Fidelo Foods Private Limited (“FFPL”) held 18.19% shares in India Finsec Limited (“Target Company”). As per the informal guidance, FFPL proposes to change its status from a private limited company to an LLP. On conversion, Fidelo Foods LLP will hold the 18.91% shareholding in the Target Company and along with other promoters, who would be deemed to be persons acting in concert, would exercise voting rights over more than 25% of the shareholding of the Target Company. In this context, a question was raised whether an open offer is required to be made in terms of Regulation 3 of the Takeover Regulations.

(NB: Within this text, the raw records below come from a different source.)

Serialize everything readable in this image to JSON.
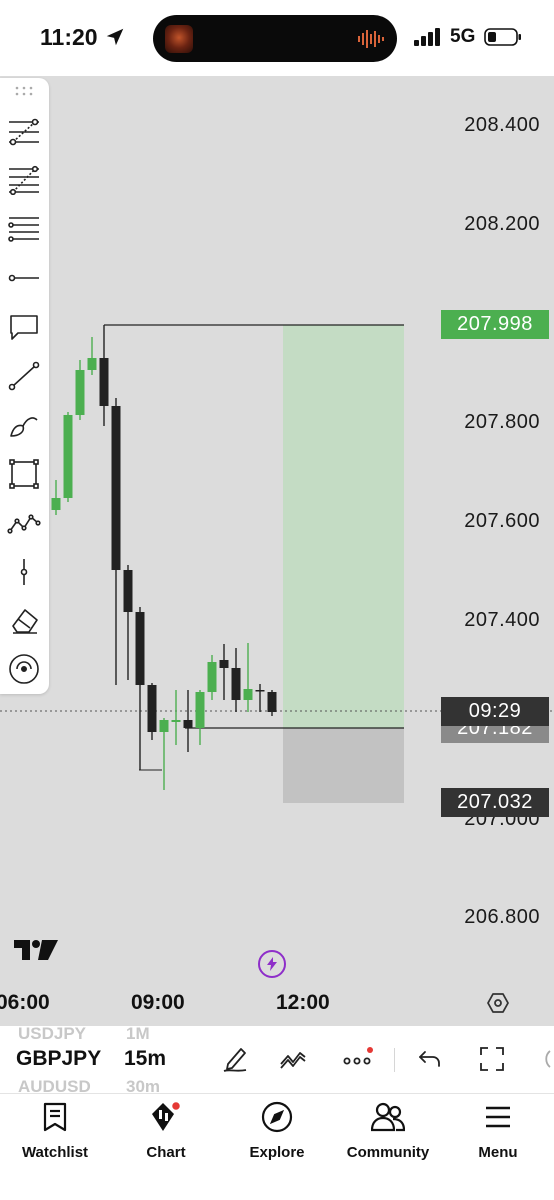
{
  "status_bar": {
    "time": "11:20",
    "network": "5G"
  },
  "chart": {
    "price_axis": [
      "208.400",
      "208.200",
      "207.800",
      "207.600",
      "207.400",
      "207.000",
      "206.800"
    ],
    "tags": {
      "take_profit": "207.998",
      "crosshair_time": "09:29",
      "entry": "207.182",
      "stop_loss": "207.032"
    },
    "time_axis": [
      "06:00",
      "09:00",
      "12:00"
    ],
    "colors": {
      "up": "#4caf50",
      "down": "#222222",
      "profit_zone": "#c4dcc4",
      "loss_zone": "#c2c2c2",
      "tag_green": "#4caf50",
      "tag_dark": "#333333"
    }
  },
  "toolbar": {
    "tools": [
      "grip-icon",
      "fib-retracement-icon",
      "fib-extension-icon",
      "parallel-lines-icon",
      "horizontal-ray-icon",
      "callout-icon",
      "trend-line-icon",
      "brush-icon",
      "rectangle-icon",
      "pattern-icon",
      "vertical-line-icon",
      "eraser-icon",
      "magnet-icon"
    ]
  },
  "symbol_bar": {
    "symbol": "GBPJPY",
    "interval": "15m",
    "prev_symbol": "USDJPY",
    "next_symbol": "AUDUSD",
    "prev_interval": "1M",
    "next_interval": "30m"
  },
  "tabs": [
    {
      "label": "Watchlist",
      "icon": "watchlist-icon"
    },
    {
      "label": "Chart",
      "icon": "chart-icon"
    },
    {
      "label": "Explore",
      "icon": "compass-icon"
    },
    {
      "label": "Community",
      "icon": "community-icon"
    },
    {
      "label": "Menu",
      "icon": "menu-icon"
    }
  ]
}
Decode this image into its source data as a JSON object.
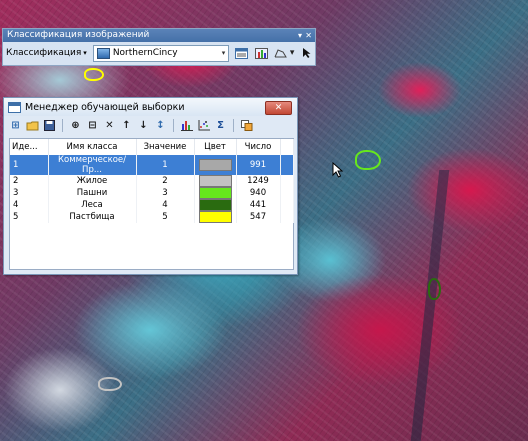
{
  "classify_toolbar": {
    "title": "Классификация изображений",
    "title_buttons": [
      "▾",
      "✕"
    ],
    "menu_label": "Классификация",
    "layer_value": "NorthernCincy"
  },
  "manager": {
    "title": "Менеджер обучающей выборки",
    "close_glyph": "✕",
    "toolbar": [
      "⊞",
      "📂",
      "💾",
      "⊕",
      "⊟",
      "✕",
      "↑",
      "↓",
      "↕",
      "▮",
      "⁙",
      "Σ",
      "⧉"
    ],
    "columns": [
      "Иде...",
      "Имя класса",
      "Значение",
      "Цвет",
      "Число"
    ],
    "rows": [
      {
        "id": "1",
        "name": "Коммерческое/Пр...",
        "value": "1",
        "color": "#a8a8a8",
        "count": "991"
      },
      {
        "id": "2",
        "name": "Жилое",
        "value": "2",
        "color": "#c2c2c2",
        "count": "1249"
      },
      {
        "id": "3",
        "name": "Пашни",
        "value": "3",
        "color": "#66e81c",
        "count": "940"
      },
      {
        "id": "4",
        "name": "Леса",
        "value": "4",
        "color": "#2a6b10",
        "count": "441"
      },
      {
        "id": "5",
        "name": "Пастбища",
        "value": "5",
        "color": "#ffff00",
        "count": "547"
      }
    ]
  }
}
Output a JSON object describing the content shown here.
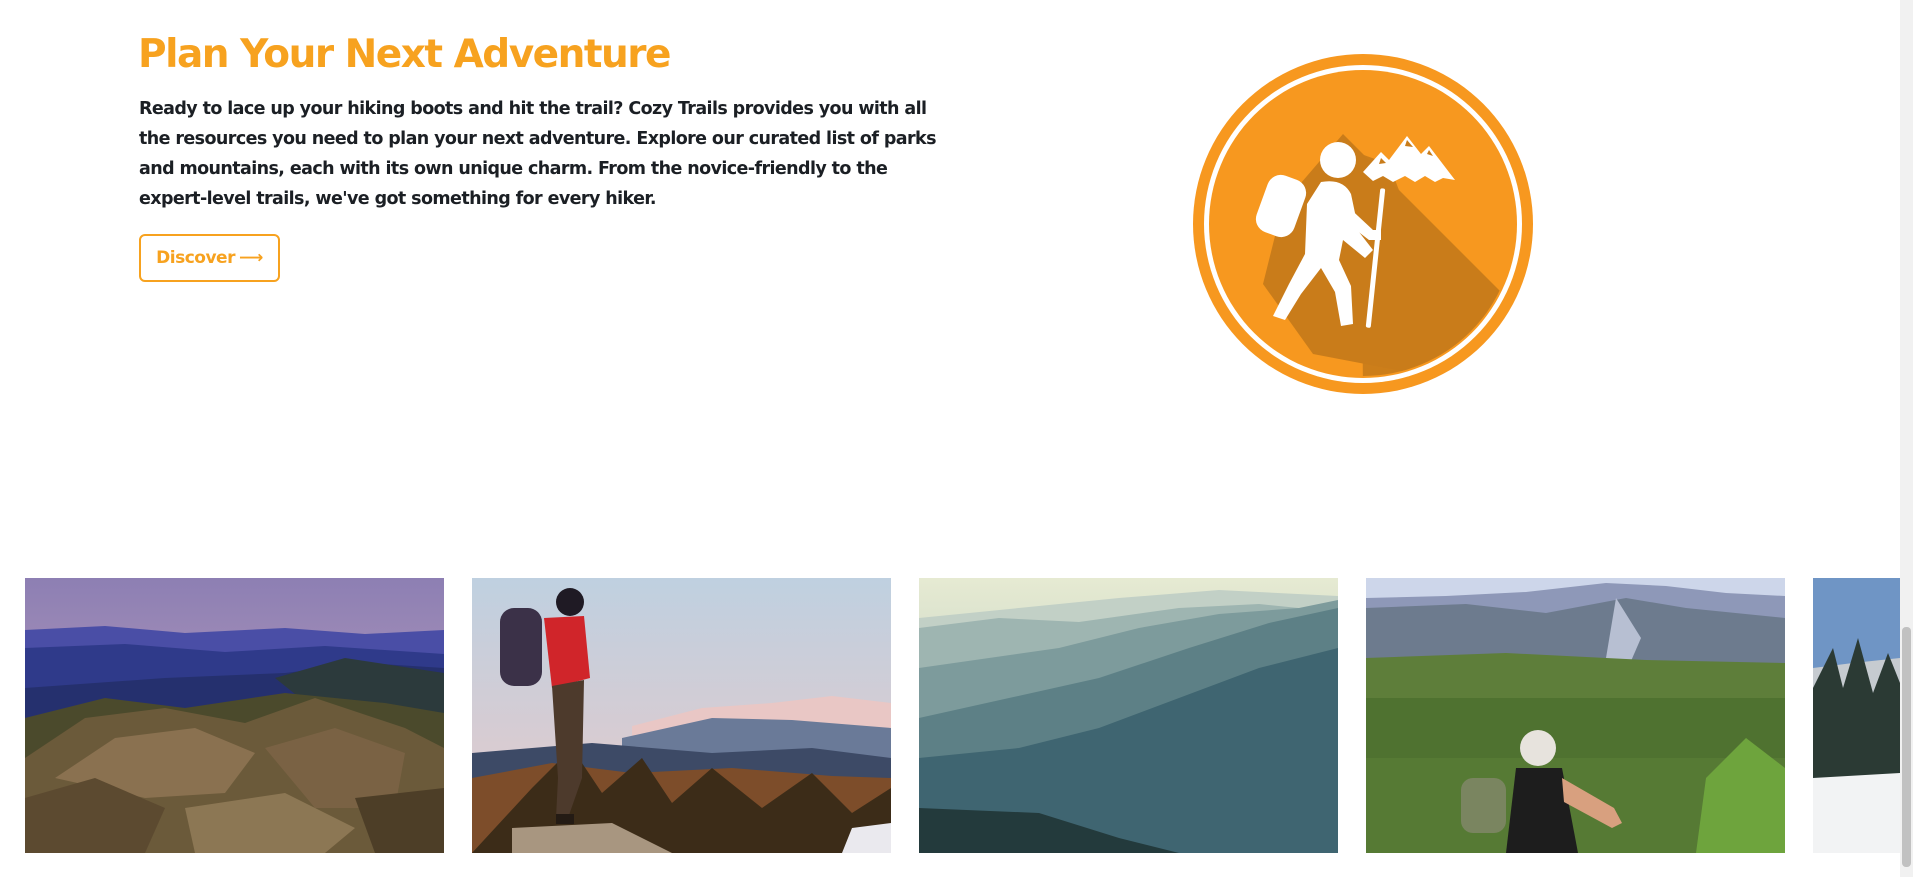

Regulation 10(1)(g) of the Takeover Regulations exempts the acquirer of shares by way of succession, transmission, or inheritance from the obligation of making an open offer under Regulation 3 or 4 of the said regulations. In the current case, SEBI took the view that since the proposed acquisition is pursuant to conversion of a private limited company into an LLP and the ownership of FFPL is proposed to be transferred to Fidelo Foods LLP without any change in the nature of business and control, the proposed conversion would fall within the meaning of ‘succession’ and would be exempt under Regulation 10(1)(g).
In a Securities Appellate Tribunal order in March 2001, it was held that an acquisition cannot be considered to be by way of transmission, inheritance or succession if any purchase consideration is paid. However, apart from this, there is a lack of understanding on what constitutes a succession or transmission. In light of this, the informal guidance is a welcome clarification.